Das große €uro-Interview
Der Chef des Gesundheitskonzerns Fresenius, Ulf Mark Schneider, über Chancen durch Kostendruck, Klinikprivatisierungen und Vorteile einer gesunden Lebensweise.
€uro

Das Gespräch führte €uro-Autor Mario Müller-Dofel

€uro: Herr Schneider, der Bundestagswahlkampf 2013 wird unser Gesundheitssystem wieder in den Blick der Öffentlichkeit rücken. Und damit ein Megaproblem: schrumpfende Budgets bei steigenden Kosten. Wird unsere Gesundheitsversorgung bald schlechter?
Ulf M. Schneider: Das zieht niemand ernsthaft in Erwägung. Vielmehr geht es darum, unsere Gesundheitsversorgung auf dem gleichen oder einem höheren Niveau effizienter zu gestalten, damit sie bezahlbar bleibt.

Wie sehen Sie die Qualität des deutschen Gesundheitssystems im Vergleich zu anderen Industrieländern?
In der Breite halte ich die Qualität für hervorragend, aber in der Spitze haben wir noch nicht das höchste Niveau — wie etwa die USA — erreicht. Deutschland hat in den nächsten 20 Jahren ein ausgeprägtes demografisches Problem. Damit steigt der Kostendruck.

Dennoch bleibt Gesundheit ein Wachstumsmarkt — auch weltweit. Von welchen Trends profitiert Fresenius besonders?
Einerseits vom Nachholbedarf in Schwellenländern Asiens und Lateinamerikas. Dort waren wir mit unserer Dialysetochter Fresenius Medical Care und der Pharmasparte Fresenius Kabi sehr früh engagiert und erreichen jedes Jahr zweistellige Zuwachsraten. Daran wird sich so schnell auch nichts ändern. Andererseits rücken wir in den etablierten Volkswirtschaften vom Produkt aus immer näher an den Patienten heran.

Das heißt?
Beispiel Blutwäsche: Wir haben mit Dialysatoren angefangen, boten später ein Vollsortiment an Dialyseprodukten und begannen dann, Dialysekliniken zu betreiben. Je näher wir dem Patienten kommen, desto besser können wir Qualität und Effizienz beeinflussen und desto wichtiger werden wir für den Patienten sowie das System. Dies wiederum bringt Fresenius Stabilität und dem Patienten medizinischen Mehrwert.

Was treibt Ihre Generikasparte Kabi?
Wir befinden uns mitten im sogenannten patent cliff! Ungefähr bis zum Jahr 2020 werden sehr viele wichtige Medikamente ihren Patentschutz verlieren.
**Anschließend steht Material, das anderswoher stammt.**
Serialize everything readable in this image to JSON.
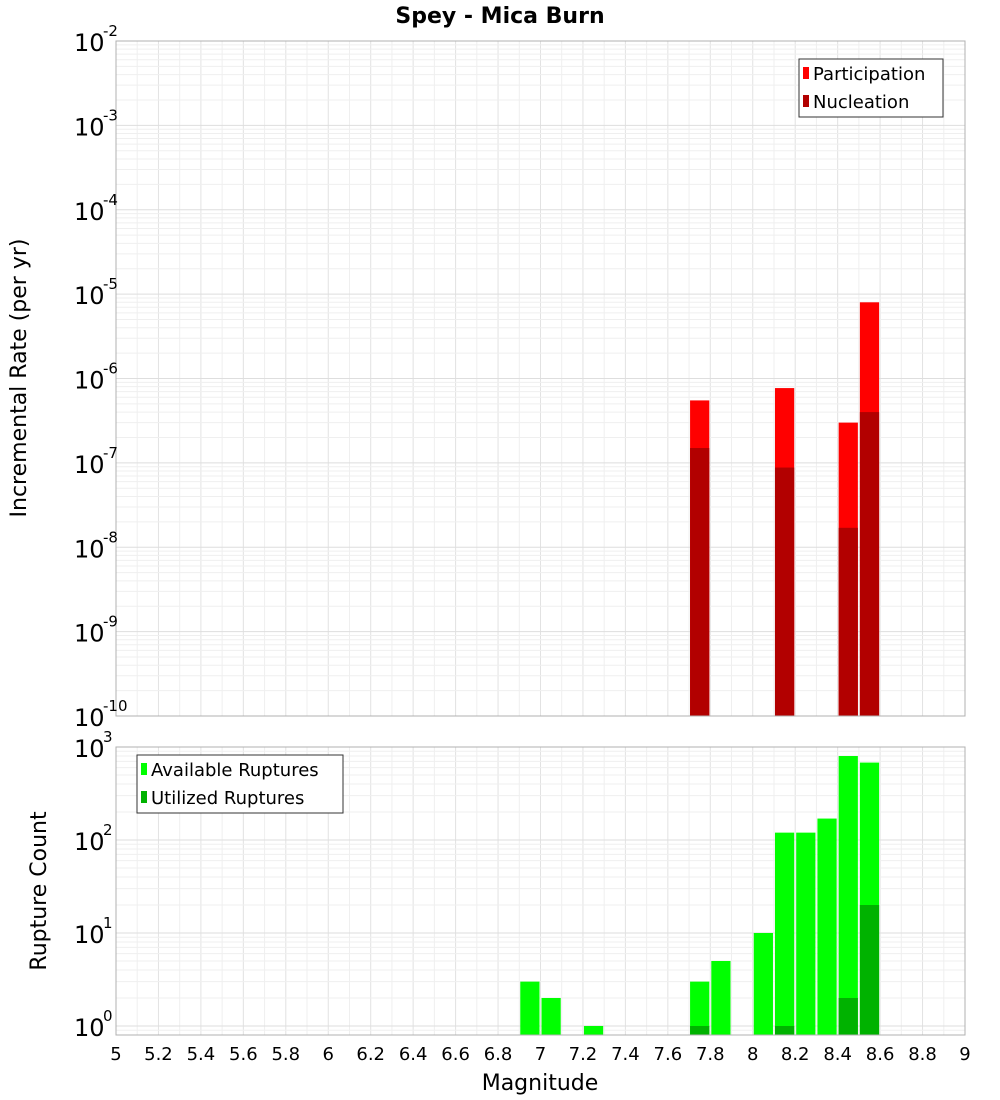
{
  "chart_data": [
    {
      "type": "bar",
      "title": "Spey - Mica Burn",
      "xlabel": "Magnitude",
      "ylabel": "Incremental Rate (per yr)",
      "yscale": "log",
      "xlim": [
        5,
        9
      ],
      "ylim": [
        1e-10,
        0.01
      ],
      "grid": true,
      "legend_position": "top-right",
      "bin_width": 0.1,
      "series": [
        {
          "name": "Participation",
          "color": "#ff0000",
          "x": [
            7.75,
            8.15,
            8.45,
            8.55
          ],
          "values": [
            5.5e-07,
            7.7e-07,
            3e-07,
            8e-06
          ]
        },
        {
          "name": "Nucleation",
          "color": "#b20000",
          "x": [
            7.75,
            8.15,
            8.45,
            8.55
          ],
          "values": [
            1.5e-07,
            8.8e-08,
            1.7e-08,
            4e-07
          ]
        }
      ]
    },
    {
      "type": "bar",
      "xlabel": "Magnitude",
      "ylabel": "Rupture Count",
      "yscale": "log",
      "xlim": [
        5,
        9
      ],
      "ylim": [
        0.8,
        1000
      ],
      "grid": true,
      "legend_position": "top-left",
      "bin_width": 0.1,
      "series": [
        {
          "name": "Available Ruptures",
          "color": "#00ff00",
          "x": [
            6.95,
            7.05,
            7.25,
            7.75,
            7.85,
            8.05,
            8.15,
            8.25,
            8.35,
            8.45,
            8.55
          ],
          "values": [
            3,
            2,
            1,
            3,
            5,
            10,
            120,
            120,
            170,
            800,
            680
          ]
        },
        {
          "name": "Utilized Ruptures",
          "color": "#00b200",
          "x": [
            7.75,
            8.15,
            8.45,
            8.55
          ],
          "values": [
            1,
            1,
            2,
            20
          ]
        }
      ]
    }
  ],
  "x_ticks": [
    "5",
    "5.2",
    "5.4",
    "5.6",
    "5.8",
    "6",
    "6.2",
    "6.4",
    "6.6",
    "6.8",
    "7",
    "7.2",
    "7.4",
    "7.6",
    "7.8",
    "8",
    "8.2",
    "8.4",
    "8.6",
    "8.8",
    "9"
  ],
  "top_y_ticks": [
    {
      "base": "10",
      "exp": "-10",
      "value": 1e-10
    },
    {
      "base": "10",
      "exp": "-9",
      "value": 1e-09
    },
    {
      "base": "10",
      "exp": "-8",
      "value": 1e-08
    },
    {
      "base": "10",
      "exp": "-7",
      "value": 1e-07
    },
    {
      "base": "10",
      "exp": "-6",
      "value": 1e-06
    },
    {
      "base": "10",
      "exp": "-5",
      "value": 1e-05
    },
    {
      "base": "10",
      "exp": "-4",
      "value": 0.0001
    },
    {
      "base": "10",
      "exp": "-3",
      "value": 0.001
    },
    {
      "base": "10",
      "exp": "-2",
      "value": 0.01
    }
  ],
  "bottom_y_ticks": [
    {
      "base": "10",
      "exp": "0",
      "value": 1
    },
    {
      "base": "10",
      "exp": "1",
      "value": 10
    },
    {
      "base": "10",
      "exp": "2",
      "value": 100
    },
    {
      "base": "10",
      "exp": "3",
      "value": 1000
    }
  ]
}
Wir haben Kabi auf flüssige Generika spezialisiert, die den Patienten intravenös verabreicht werden und die unser Vertrieb deshalb direkt an Krankenhäuser und Arztpraxen verkauft. Damit tragen wir zur Kostensenkung im Gesundheitswesen bei, denn nach Ablauf des Patentschutzes sinkt das Preisniveau von Arzneimitteln um 80 bis 90 Prozent gegenüber den letzten Tagen, in denen die Originalpräparate ihren Patentschutz noch haben.
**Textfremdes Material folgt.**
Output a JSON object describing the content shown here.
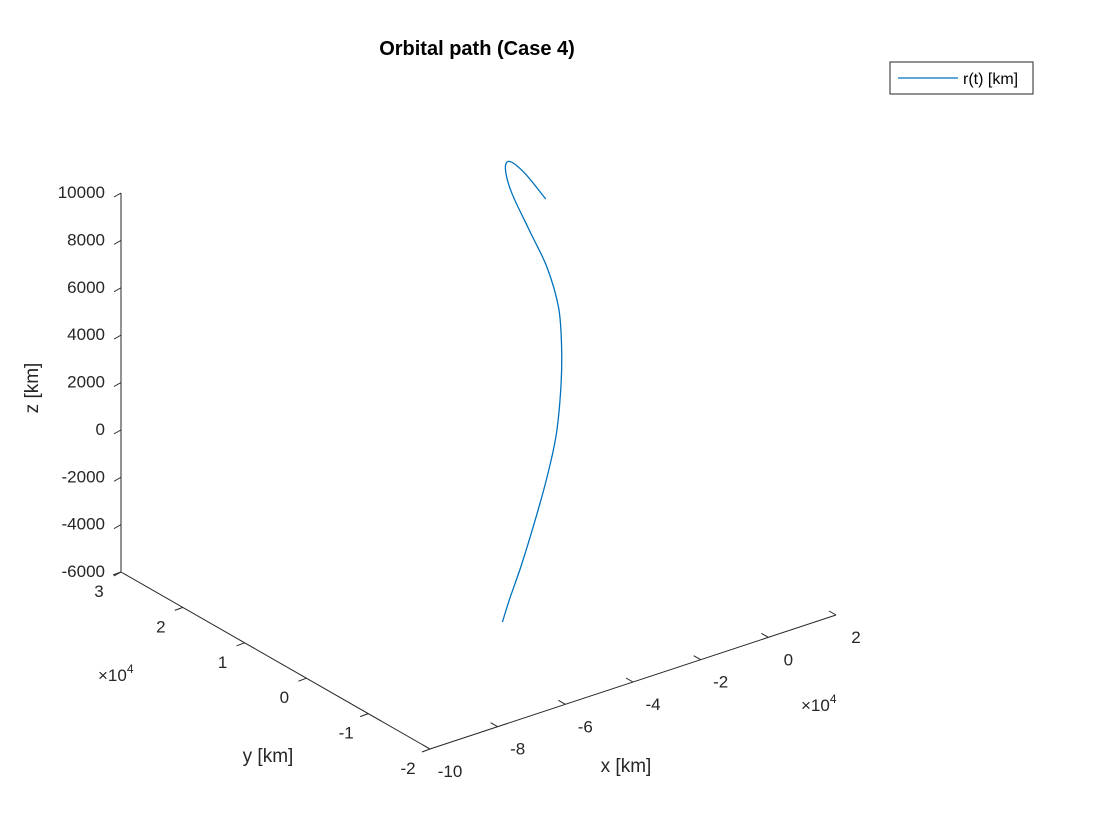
{
  "chart_data": {
    "type": "line",
    "title": "Orbital path (Case 4)",
    "xlabel": "x [km]",
    "ylabel": "y [km]",
    "zlabel": "z [km]",
    "x_ticks": [
      -10,
      -8,
      -6,
      -4,
      -2,
      0,
      2
    ],
    "y_ticks": [
      -2,
      -1,
      0,
      1,
      2,
      3
    ],
    "z_ticks": [
      -6000,
      -4000,
      -2000,
      0,
      2000,
      4000,
      6000,
      8000,
      10000
    ],
    "x_tick_labels": [
      "-10",
      "-8",
      "-6",
      "-4",
      "-2",
      "0",
      "2"
    ],
    "y_tick_labels": [
      "-2",
      "-1",
      "0",
      "1",
      "2",
      "3"
    ],
    "z_tick_labels": [
      "-6000",
      "-4000",
      "-2000",
      "0",
      "2000",
      "4000",
      "6000",
      "8000",
      "10000"
    ],
    "x_exponent": "×10",
    "x_exponent_power": "4",
    "y_exponent": "×10",
    "y_exponent_power": "4",
    "x_scale": 10000,
    "y_scale": 10000,
    "xlim": [
      -100000,
      20000
    ],
    "ylim": [
      -20000,
      30000
    ],
    "zlim": [
      -6000,
      10000
    ],
    "legend": {
      "entries": [
        "r(t) [km]"
      ],
      "position": "top-right"
    },
    "series": [
      {
        "name": "r(t) [km]",
        "color": "#0072BD",
        "points": [
          {
            "x": 7740,
            "y": 20250,
            "z": 6120
          },
          {
            "x": -3130,
            "y": 17650,
            "z": 8100
          },
          {
            "x": -15370,
            "y": 13400,
            "z": 9820
          },
          {
            "x": -27760,
            "y": 7350,
            "z": 11000
          },
          {
            "x": -36710,
            "y": 1460,
            "z": 11310
          },
          {
            "x": -44440,
            "y": -5660,
            "z": 11130
          },
          {
            "x": -48980,
            "y": -11010,
            "z": 10580
          },
          {
            "x": -51990,
            "y": -14520,
            "z": 9550
          },
          {
            "x": -53070,
            "y": -15600,
            "z": 8090
          },
          {
            "x": -53030,
            "y": -15450,
            "z": 6320
          },
          {
            "x": -52160,
            "y": -14240,
            "z": 4170
          },
          {
            "x": -50280,
            "y": -11750,
            "z": 1930
          },
          {
            "x": -48010,
            "y": -8540,
            "z": -510
          },
          {
            "x": -44920,
            "y": -4660,
            "z": -3100
          },
          {
            "x": -41610,
            "y": -960,
            "z": -5230
          },
          {
            "x": -37720,
            "y": 2380,
            "z": -6920
          }
        ]
      }
    ]
  }
}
Zurück zum deutschen Gesundheitswesen: Wo sehen Sie hier Effizienzpotenzial?
Im gesamten System. Es ist ja immer noch von manufakturartigen Prozessen geprägt.

Das klingt nach Früher Neuzeit.
Nach der übrigens die Industrialisierung kam. Wenn wir das erhebliche Qualitäts- und Effizienzpotenzial in unserem Gesundheitssystem heben wollen, müssen wir es stärker industrialisieren.

Und das klingt nach Serienabfertigung.
Natürlich wird es in der Gesundheitsversorgung immer um individuelle Patienten und persönliche Zuwendung gehen — das steht für uns ganz oben. Aber wir müssen von manufakturartigen zu moderneren Prozessen kommen. Größere Einheiten, mehr Vernetzung und mehr Spezialisierung steigern Qualität und Wirtschaftlichkeit. Das haben uns andere Branchen vorgemacht.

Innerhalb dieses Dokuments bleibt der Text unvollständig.